Phoenix Green Garage brought along a 1921 Bentley 3 Litre and two examples of the Alfa Romeo 6C 1750. This 1929 Super Sport still wore its original Zagato body, and had it engine rebuilt by a marque specialist. For many decades the car was in the stewardship of Michael Hirst, who discovered it in Lincolnshire in 1961. At the time its original supercharged engine had been replaced with a Ford V8. It was later replaced with a sixth-series 1750 SS engine dating from 1933 (engine number 121215071) that had been rebuilt in the UK. Hirst turned to Norway for a suitable gearbox, and once the car was completed he drove to Italy and visited the Alfa Romeo factory in Milan, where the car was identified as a third-series 1750 SS of 1929. The car became well known in VSCC and Alfa Romeo racing, and ran in an early Mille Miglia event.
This Lancia 037 is one of just 200 built for Group B homologation, and was making its show debut following a 25-year restoration. The Lancia Motor Club was one of several car clubs to provide displays, with a Flaminia 3B, Delta HF Integrale Evoluzione and Fulvia among the cars on show.
This Mercedes-Benz 500 SEC is believed to be the earliest example in the UK. It was the 2106th off the line and was optioned with a Clarion G80 stack-system radio. It’s recently had a bare-metal restoration, with the drivetrain and suspension fully rebuilt before it was given some AMG treatment externally and internally.
This 1966 Alfa Romeo Giulia GTA was prepared for that year’s European Touring Car Championship by Jolly Club, although it also ran under the Autodelta banner. Rob Slotemaker and Ferrari F1 driver Ignazio Giunti were among the drivers, and its highlight result was fourth at Monza, when Giulia GTAs finished in the top seven places.

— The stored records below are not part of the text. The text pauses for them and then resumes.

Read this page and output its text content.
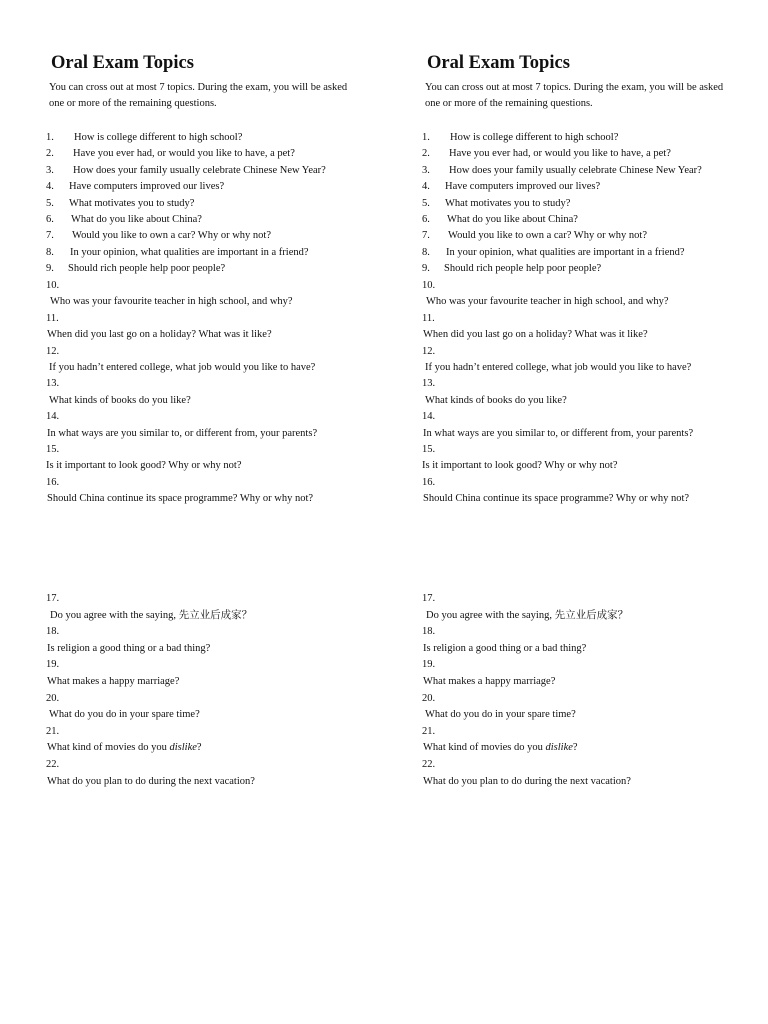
Oral Exam Topics
You can cross out at most 7 topics. During the exam, you will be asked one or more of the remaining questions.
1. How is college different to high school?
2. Have you ever had, or would you like to have, a pet?
3. How does your family usually celebrate Chinese New Year?
4. Have computers improved our lives?
5. What motivates you to study?
6. What do you like about China?
7. Would you like to own a car? Why or why not?
8. In your opinion, what qualities are important in a friend?
9. Should rich people help poor people?
10.
Who was your favourite teacher in high school, and why?
11.
When did you last go on a holiday? What was it like?
12.
If you hadn’t entered college, what job would you like to have?
13.
What kinds of books do you like?
14.
In what ways are you similar to, or different from, your parents?
15.
Is it important to look good? Why or why not?
16.
Should China continue its space programme? Why or why not?
17.
Do you agree with the saying, 先立业后成家？
18.
Is religion a good thing or a bad thing?
19.
What makes a happy marriage?
20.
What do you do in your spare time?
21.
What kind of movies do you dislike?
22.
What do you plan to do during the next vacation?
Oral Exam Topics
You can cross out at most 7 topics. During the exam, you will be asked one or more of the remaining questions.
1. How is college different to high school?
2. Have you ever had, or would you like to have, a pet?
3. How does your family usually celebrate Chinese New Year?
4. Have computers improved our lives?
5. What motivates you to study?
6. What do you like about China?
7. Would you like to own a car? Why or why not?
8. In your opinion, what qualities are important in a friend?
9. Should rich people help poor people?
10.
Who was your favourite teacher in high school, and why?
11.
When did you last go on a holiday? What was it like?
12.
If you hadn’t entered college, what job would you like to have?
13.
What kinds of books do you like?
14.
In what ways are you similar to, or different from, your parents?
15.
Is it important to look good? Why or why not?
16.
Should China continue its space programme? Why or why not?
17.
Do you agree with the saying, 先立业后成家？
18.
Is religion a good thing or a bad thing?
19.
What makes a happy marriage?
20.
What do you do in your spare time?
21.
What kind of movies do you dislike?
22.
What do you plan to do during the next vacation?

This 1939 Lincoln Zephyr Three-Window Coupe was purchased directly from the Walt Disney Museum, where it was displayed alongside Howard Hughes’ Spruce Goose, the world’s largest plane.

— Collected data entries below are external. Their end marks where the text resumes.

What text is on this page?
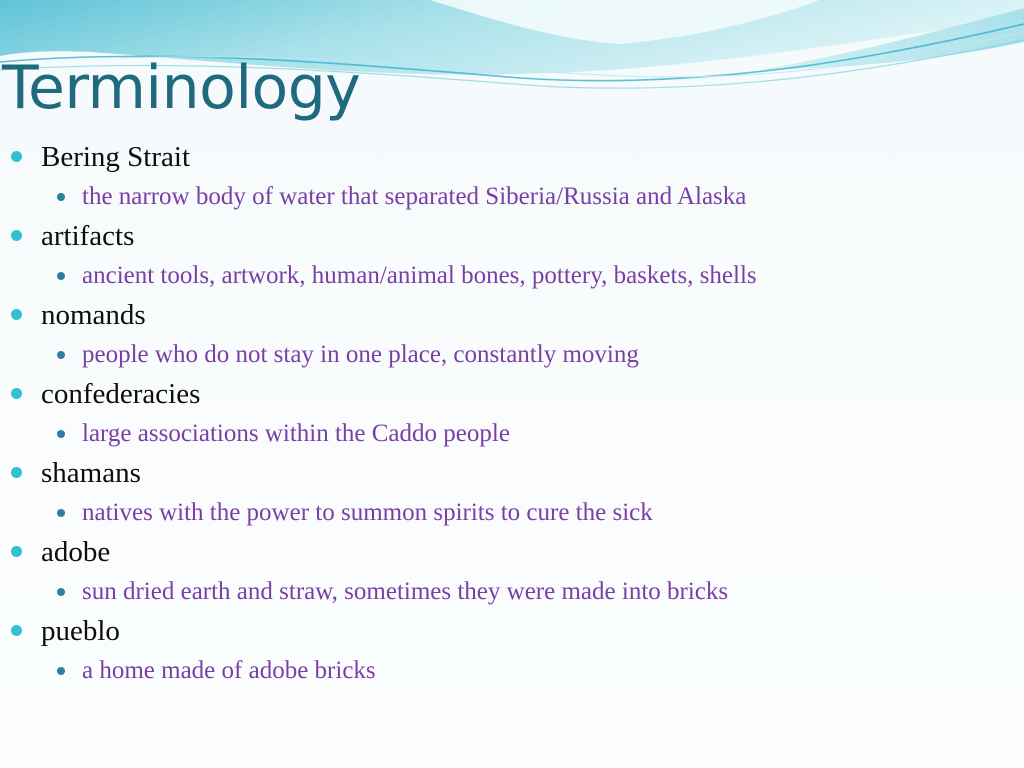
Terminology
Bering Strait
the narrow body of water that separated Siberia/Russia and Alaska
artifacts
ancient tools, artwork, human/animal bones, pottery, baskets, shells
nomands
people who do not stay in one place, constantly moving
confederacies
large associations within the Caddo people
shamans
natives with the power to summon spirits to cure the sick
adobe
sun dried earth and straw, sometimes they were made into bricks
pueblo
a home made of adobe bricks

Aston Martin Works brought along a comprehensively restored 1964 Aston Martin DB5. Finished in the original combination of Caribbean Pearl with a Dark Blue Connolly hide, it took 4500 hours to get to this level.

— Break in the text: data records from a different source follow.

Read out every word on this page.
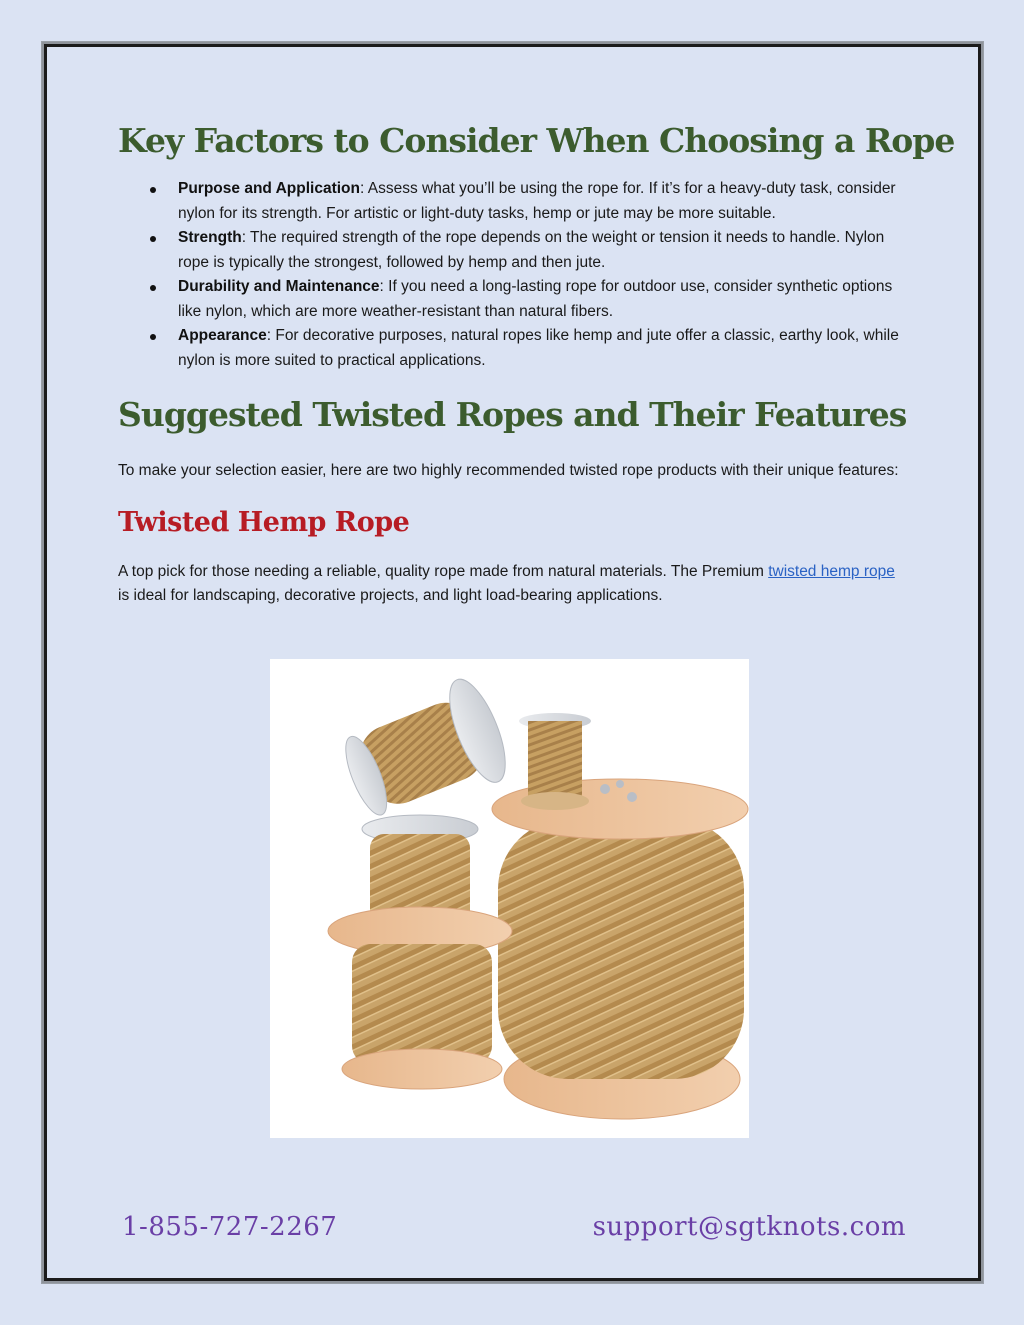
Key Factors to Consider When Choosing a Rope
Purpose and Application: Assess what you’ll be using the rope for. If it’s for a heavy-duty task, consider nylon for its strength. For artistic or light-duty tasks, hemp or jute may be more suitable.
Strength: The required strength of the rope depends on the weight or tension it needs to handle. Nylon rope is typically the strongest, followed by hemp and then jute.
Durability and Maintenance: If you need a long-lasting rope for outdoor use, consider synthetic options like nylon, which are more weather-resistant than natural fibers.
Appearance: For decorative purposes, natural ropes like hemp and jute offer a classic, earthy look, while nylon is more suited to practical applications.
Suggested Twisted Ropes and Their Features

To make your selection easier, here are two highly recommended twisted rope products with their unique features:

Twisted Hemp Rope

A top pick for those needing a reliable, quality rope made from natural materials. The Premium twisted hemp rope is ideal for landscaping, decorative projects, and light load-bearing applications.

1-855-727-2267	support@sgtknots.com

This Fire Red 1956 Mercedes-Benz 300SL Gullwing had been in a private collection for 25 years before Hilton & Moss sold the car last year. It’s now being restored by H&M, and has been completely stripped other than its engine. That will be removed in the next stage of the project, which will also see the body separated from the chassis.
The Model A Revival Company discovered this 1916 Studebaker in a woodshed in Minnesota while buying 18 Ford Model rolling chassis. The engine is currently being rebuilt but without losing its aged charm. That’s the aim of the whole project – it will be preserved rather than restored, and mechanically brought up to scratch without losing its patina.
The show provided a selection of barn finds and survivors – and this 1973 BMW 3.0 CSL pulled plenty of attention. However, there wasn’t a great deal of information about its story or its future – something common to a lot of display cars, and something we hope is improved for next year.
Happily there were a few more details about this 1957 MGA. First delivered to Texas, it had sat outside for more than 30 years before it returned to the UK. It’s been mechanically restored and features an 1840cc MGB engine, five-speed gearbox and hidden Bluetooth stereo.
Historics Auctioneers had more than 100 cars up for sale, with a wide spread of eras available. It wasn’t an easy sale at times (precise results were not available at time of writing), but our highlight was this 1964 Mercedes-Benz 230SL Pagoda, one of five in the sale. Sporting a rare colour combination, the vendor bought the Pagoda as a 40th birthday present for his wife, after seeing it on the cover of a classic car magazine. In the 14 years since, it has covered 2000 miles to reach just under 35,000, with light use for local shows and trips to Goodwood. Equipped with a Becker Mexico Retro stereo and coming with a factory hardtop, it sold for an undisclosed fee against a £52k-£58k estimate.